We can and do create a lot of unnecessary stress in our lives from negative thoughts, emotions, words and deeds. These all play a roll in our health and well being. They block our energetic system of meridians in our bodies and we become stuck in a stasis that manifests physically. If we stay like this long enough then we become toxic, and blood and oxygen do not move through our bodies efficiently. This stagnation leads to disease. Toxins from our external environment also play a huge role in the disease process. So I've learned that it is extremely important to let go of stress, and let go of the factors that inhibit progress.

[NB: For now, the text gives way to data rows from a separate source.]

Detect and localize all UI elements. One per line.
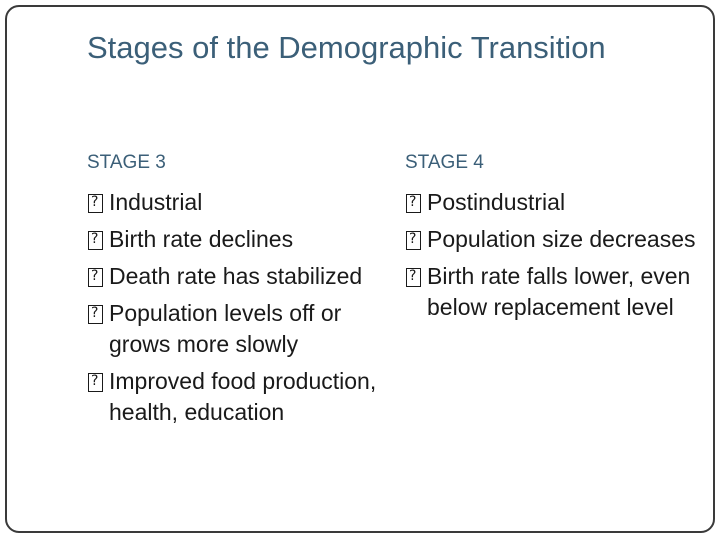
stage-3-heading: STAGE 3 [87,152,166,173]
slide-frame: Stages of the Demographic Transition STA… [5,5,715,533]
stage-3-bullet-birth-rate: Birth rate declines [87,224,387,255]
stage-4-bullet-list: Postindustrial Population size decreases… [405,187,705,329]
bullet-text: Death rate has stabilized [109,263,363,289]
stage-4-bullet-postindustrial: Postindustrial [405,187,705,218]
bullet-text: Birth rate falls lower, even below repla… [427,263,691,320]
stage-3-bullet-population: Population levels off or grows more slow… [87,298,387,360]
stage-3-bullet-list: Industrial Birth rate declines Death rat… [87,187,387,434]
bullet-text: Birth rate declines [109,226,294,252]
stage-4-bullet-birth-rate: Birth rate falls lower, even below repla… [405,261,705,323]
bullet-text: Population levels off or grows more slow… [109,300,342,357]
stage-4-heading: STAGE 4 [405,152,484,173]
bullet-text: Postindustrial [427,189,566,215]
stage-3-bullet-industrial: Industrial [87,187,387,218]
bullet-text: Population size decreases [427,226,696,252]
bullet-text: Improved food production, health, educat… [109,368,377,425]
stage-3-bullet-improved: Improved food production, health, educat… [87,366,387,428]
slide-title: Stages of the Demographic Transition [87,30,606,65]
bullet-text: Industrial [109,189,203,215]
stage-4-bullet-population-size: Population size decreases [405,224,705,255]
stage-3-bullet-death-rate: Death rate has stabilized [87,261,387,292]
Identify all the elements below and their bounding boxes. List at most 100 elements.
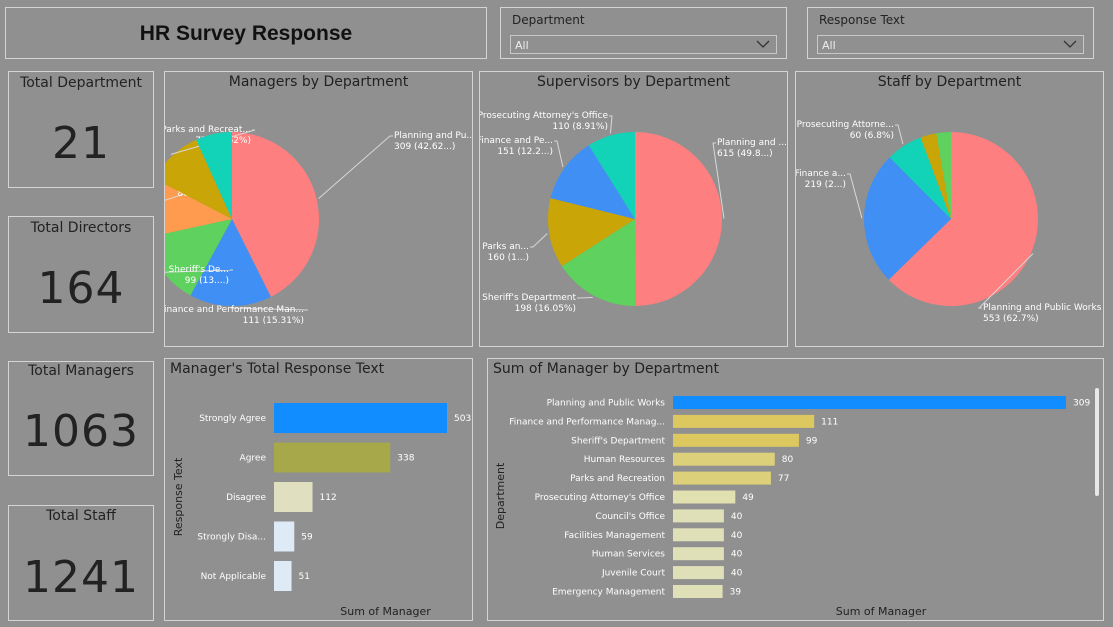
kpi-value: 164 [37, 263, 125, 314]
kpi-total-department: Total Department 21 [8, 71, 154, 188]
pie-leader-line [554, 140, 564, 167]
response-text-dropdown-value: All [822, 39, 836, 52]
pie-slice-value-label: 99 (13....) [185, 276, 229, 286]
data-label: 49 [742, 493, 754, 503]
scrollbar[interactable] [1095, 388, 1099, 496]
data-label: 338 [397, 454, 414, 464]
pie-slice[interactable] [165, 139, 232, 219]
dashboard-title: HR Survey Response [139, 22, 353, 45]
bar[interactable] [673, 433, 799, 447]
department-slicer: Department All [500, 7, 787, 59]
bar[interactable] [673, 414, 815, 428]
pie-slice[interactable] [165, 179, 232, 238]
chart-title: Supervisors by Department [537, 74, 730, 90]
pie-slice[interactable] [561, 219, 636, 306]
bar-chart: Strongly Agree 503 Agree 338 Disagree 112 Stro… [172, 403, 471, 618]
bar[interactable] [274, 561, 292, 591]
pie-leader-line [318, 135, 393, 199]
pie-slice-label: Planning and Public Works [983, 303, 1102, 313]
pie-slice[interactable] [635, 132, 722, 306]
title-card: HR Survey Response [5, 7, 487, 59]
manager-total-response-text-chart[interactable]: Manager's Total Response Text Strongly A… [164, 358, 473, 621]
bar[interactable] [673, 509, 724, 523]
y-axis-label: Department [494, 462, 507, 529]
pie-slice-label: Sheriff's Department [482, 293, 576, 303]
bar[interactable] [673, 585, 723, 598]
chevron-down-icon [1063, 40, 1077, 48]
pie-slice-label: Finance a... [796, 169, 846, 179]
x-axis-label: Sum of Manager [836, 605, 927, 618]
bar-chart: Planning and Public Works 309 Finance and … [494, 396, 1090, 618]
pie-slice-value-label: 160 (1...) [488, 253, 529, 263]
bar[interactable] [274, 403, 447, 433]
pie-slice[interactable] [864, 157, 951, 280]
pie-slice[interactable] [550, 145, 635, 219]
bar[interactable] [673, 490, 736, 504]
kpi-value: 1063 [23, 406, 139, 457]
pie-slice-value-label: 198 (16.05%) [515, 304, 576, 314]
y-axis-label: Response Text [172, 457, 185, 536]
pie-leader-line [977, 253, 1034, 309]
pie-slice[interactable] [936, 132, 951, 219]
category-label: Human Services [592, 550, 666, 560]
pie-slice[interactable] [548, 198, 635, 267]
data-label: 59 [301, 533, 313, 543]
category-label: Not Applicable [201, 572, 267, 582]
data-label: 40 [731, 569, 743, 579]
managers-by-department-chart[interactable]: Managers by Department Planning and Pu..… [164, 71, 473, 347]
staff-by-department-chart[interactable]: Staff by Department Planning and Public … [795, 71, 1104, 347]
kpi-total-managers: Total Managers 1063 [8, 361, 154, 476]
pie-leader-line [170, 129, 256, 155]
pie-slice[interactable] [920, 133, 951, 219]
department-dropdown-value: All [515, 39, 529, 52]
bar[interactable] [673, 528, 724, 542]
category-label: Juvenile Court [601, 569, 666, 579]
supervisors-by-department-chart[interactable]: Supervisors by Department Planning and .… [479, 71, 788, 347]
bar[interactable] [673, 452, 775, 466]
category-label: Sheriff's Department [571, 436, 665, 446]
bar[interactable] [274, 521, 295, 552]
department-dropdown[interactable]: All [510, 35, 777, 54]
pie-slice[interactable] [588, 132, 635, 219]
pie-slice[interactable] [165, 219, 232, 296]
pie-slice[interactable] [888, 132, 1038, 306]
pie-slice-value-label: 309 (42.62...) [394, 142, 455, 152]
bar[interactable] [274, 482, 313, 512]
department-slicer-label: Department [512, 13, 585, 27]
pie-slice-label: Parks an... [482, 242, 529, 252]
data-label: 112 [320, 493, 337, 503]
chart-title: Sum of Manager by Department [493, 361, 719, 377]
data-label: 80 [782, 455, 794, 465]
bar[interactable] [673, 547, 724, 561]
pie-chart: Planning and Pu...309 (42.62...) Finance … [165, 125, 472, 326]
pie-slice-value-label: 110 (8.91%) [552, 122, 608, 132]
pie-slice[interactable] [232, 132, 319, 297]
response-text-dropdown[interactable]: All [817, 35, 1084, 54]
category-label: Emergency Management [552, 588, 665, 598]
bar[interactable] [274, 442, 391, 473]
category-label: Prosecuting Attorney's Office [535, 493, 666, 503]
pie-slice[interactable] [190, 219, 271, 306]
category-label: Agree [240, 454, 267, 464]
sum-of-manager-by-department-chart[interactable]: Sum of Manager by Department Planning an… [487, 358, 1104, 621]
pie-slice-label: Finance and Pe... [480, 136, 553, 146]
kpi-total-staff: Total Staff 1241 [8, 505, 154, 621]
bar[interactable] [673, 566, 724, 580]
pie-slice-label: Prosecuting Attorney's Office [480, 111, 608, 121]
kpi-label: Total Staff [46, 508, 116, 524]
data-label: 111 [821, 417, 838, 427]
chart-title: Staff by Department [877, 74, 1022, 90]
bar[interactable] [673, 396, 1066, 409]
category-label: Disagree [226, 493, 266, 503]
pie-slice-value-label: 553 (62.7%) [983, 314, 1039, 324]
pie-slice[interactable] [196, 132, 232, 219]
pie-slice[interactable] [889, 137, 951, 219]
category-label: Finance and Performance Manag... [509, 417, 665, 427]
pie-slice-value-label: 615 (49.8...) [717, 149, 773, 159]
category-label: Human Resources [584, 455, 666, 465]
pie-chart: Planning and ...615 (49.8...) Sheriff's D… [480, 111, 787, 314]
bar[interactable] [673, 471, 771, 485]
pie-leader-line [609, 115, 613, 134]
category-label: Facilities Management [564, 531, 665, 541]
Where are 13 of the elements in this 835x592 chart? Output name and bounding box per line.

I will leave you with this message of hope: Each one of us has the inherent capability to heal the self.
Sometimes this is very hard to do or may seem impossible. It can be done! Each of us must enlighten along the path of life his or her own way, and at a unique rate.
The method that I found to heal may not be the one that someone else will find helpful. Therefore we must always strive to keep an open mind and be tolerant of others. I find that I must listen to my patients very carefully to find out which way is going to be the best path that leads each of them to health. There are a lot of options to choose from and I must tailor the regimen especially for each one individually.
So keep your chin up! It will get better, and remember one thing, when you are going through a serious life test, “This too shall pass.”